CBS News National Security Correspondent David Martin says routine testing revealed that half the Patriots on alert had faulty parts.
Lt. Gen. Paul Kern says, Our concerns were for these deployed missiles that were in the hot status, that it was not worth the risk to leave them, that we would replace them.
Raytheon, the maker of the Patriot, guarantees the missile can be kept on hot alert for six months and still work when fired. But the Army had kept its Patriots on hot alert for much longer than six months -- years, in some cases -- and parts were beginning to fail at an alarming rate. Ten days ago, the Army decided it couldn't trust the missiles any longer. Working in secret, it replaced the hundreds of Patriots kept on alert with missiles out of its war reserve stocks.
Kern says, We quietly swapped out those missiles and that was completed (Tuesday).
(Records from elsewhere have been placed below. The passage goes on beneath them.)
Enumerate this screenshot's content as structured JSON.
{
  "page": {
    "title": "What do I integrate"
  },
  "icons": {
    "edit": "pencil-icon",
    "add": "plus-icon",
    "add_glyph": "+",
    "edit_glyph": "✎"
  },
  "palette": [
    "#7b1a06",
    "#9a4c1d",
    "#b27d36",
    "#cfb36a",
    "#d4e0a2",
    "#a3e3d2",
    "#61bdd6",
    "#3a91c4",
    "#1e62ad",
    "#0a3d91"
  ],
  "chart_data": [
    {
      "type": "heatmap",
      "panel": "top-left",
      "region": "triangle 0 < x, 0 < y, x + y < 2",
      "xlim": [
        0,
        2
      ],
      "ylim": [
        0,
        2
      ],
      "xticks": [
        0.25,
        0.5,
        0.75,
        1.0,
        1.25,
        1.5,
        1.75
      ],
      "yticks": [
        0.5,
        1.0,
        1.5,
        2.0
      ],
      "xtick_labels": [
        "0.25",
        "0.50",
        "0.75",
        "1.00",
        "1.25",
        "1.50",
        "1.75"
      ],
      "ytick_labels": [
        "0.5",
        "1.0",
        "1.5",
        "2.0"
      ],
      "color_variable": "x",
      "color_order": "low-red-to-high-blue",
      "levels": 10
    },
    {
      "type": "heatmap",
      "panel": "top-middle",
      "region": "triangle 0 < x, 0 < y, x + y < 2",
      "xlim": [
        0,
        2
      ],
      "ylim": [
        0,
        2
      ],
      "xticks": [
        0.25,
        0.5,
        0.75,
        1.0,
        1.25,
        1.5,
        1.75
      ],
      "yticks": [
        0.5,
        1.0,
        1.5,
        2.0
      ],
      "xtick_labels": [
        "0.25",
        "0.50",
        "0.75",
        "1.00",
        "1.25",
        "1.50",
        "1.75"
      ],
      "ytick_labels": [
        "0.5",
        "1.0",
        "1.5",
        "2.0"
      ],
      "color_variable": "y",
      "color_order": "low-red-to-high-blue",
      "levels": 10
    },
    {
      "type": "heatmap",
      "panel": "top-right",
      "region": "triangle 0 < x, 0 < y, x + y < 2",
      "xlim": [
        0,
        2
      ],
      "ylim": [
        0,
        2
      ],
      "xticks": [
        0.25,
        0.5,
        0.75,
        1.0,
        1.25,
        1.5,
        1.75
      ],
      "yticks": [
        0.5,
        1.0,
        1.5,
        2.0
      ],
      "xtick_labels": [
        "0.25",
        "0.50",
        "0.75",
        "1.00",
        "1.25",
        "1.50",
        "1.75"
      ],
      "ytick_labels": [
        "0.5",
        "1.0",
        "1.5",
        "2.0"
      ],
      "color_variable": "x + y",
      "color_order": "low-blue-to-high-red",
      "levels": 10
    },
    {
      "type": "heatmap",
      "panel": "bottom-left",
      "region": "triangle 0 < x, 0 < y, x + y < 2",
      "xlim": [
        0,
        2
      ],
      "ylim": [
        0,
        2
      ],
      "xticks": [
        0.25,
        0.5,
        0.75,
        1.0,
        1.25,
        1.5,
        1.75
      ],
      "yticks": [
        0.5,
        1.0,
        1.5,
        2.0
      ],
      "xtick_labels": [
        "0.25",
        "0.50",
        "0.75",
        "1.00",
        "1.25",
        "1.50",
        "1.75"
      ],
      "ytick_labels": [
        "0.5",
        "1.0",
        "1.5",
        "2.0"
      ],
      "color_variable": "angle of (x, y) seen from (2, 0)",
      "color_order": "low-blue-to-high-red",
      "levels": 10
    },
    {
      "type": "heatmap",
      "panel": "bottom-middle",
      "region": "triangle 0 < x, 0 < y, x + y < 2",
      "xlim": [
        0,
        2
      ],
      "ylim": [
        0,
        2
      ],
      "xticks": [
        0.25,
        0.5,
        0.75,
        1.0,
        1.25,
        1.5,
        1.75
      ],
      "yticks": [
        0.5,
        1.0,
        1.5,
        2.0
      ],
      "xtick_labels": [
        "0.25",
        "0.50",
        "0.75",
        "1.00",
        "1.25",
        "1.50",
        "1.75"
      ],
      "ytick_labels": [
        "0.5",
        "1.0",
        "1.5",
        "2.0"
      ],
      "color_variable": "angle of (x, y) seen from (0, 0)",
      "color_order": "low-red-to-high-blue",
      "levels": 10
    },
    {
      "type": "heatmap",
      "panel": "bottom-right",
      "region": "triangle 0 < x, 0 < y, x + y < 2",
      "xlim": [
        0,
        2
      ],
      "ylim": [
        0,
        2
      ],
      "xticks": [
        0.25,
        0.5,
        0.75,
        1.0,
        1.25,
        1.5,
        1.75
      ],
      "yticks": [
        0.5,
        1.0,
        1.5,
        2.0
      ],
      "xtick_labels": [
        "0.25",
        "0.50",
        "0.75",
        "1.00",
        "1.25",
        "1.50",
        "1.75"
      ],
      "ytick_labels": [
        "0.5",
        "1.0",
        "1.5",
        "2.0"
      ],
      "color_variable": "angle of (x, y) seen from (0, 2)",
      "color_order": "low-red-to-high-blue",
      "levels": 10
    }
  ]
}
The Army is not sure how much it will cost to fix the bad missiles, but the parts alone cost $100,000 a missile, and there are several hundred.
Seven other countries also rely on the Patriot. The Army has now notified them of the problem -- but not until after it had first replaced all of its own Patriots.
Asked why Israel, Saudi Arabia, Kuwait, the Netherlands, Germany, Japan and Taiwan were not told about the possible vulnerability of their Patriot missiles, Kern replied: We did what we thought was a very fair assessment of keeping the security of our forces and or allies in check, and we think we did it the right way.
The Patriot is used to defend against aircraft and short-range ballistic missiles at medium and high altitudes. An upgraded version, called the PAC-3, is being developed to provide a greater capability against short-range missiles. Kern said the PAC-3 version is expected to be ready for use next year.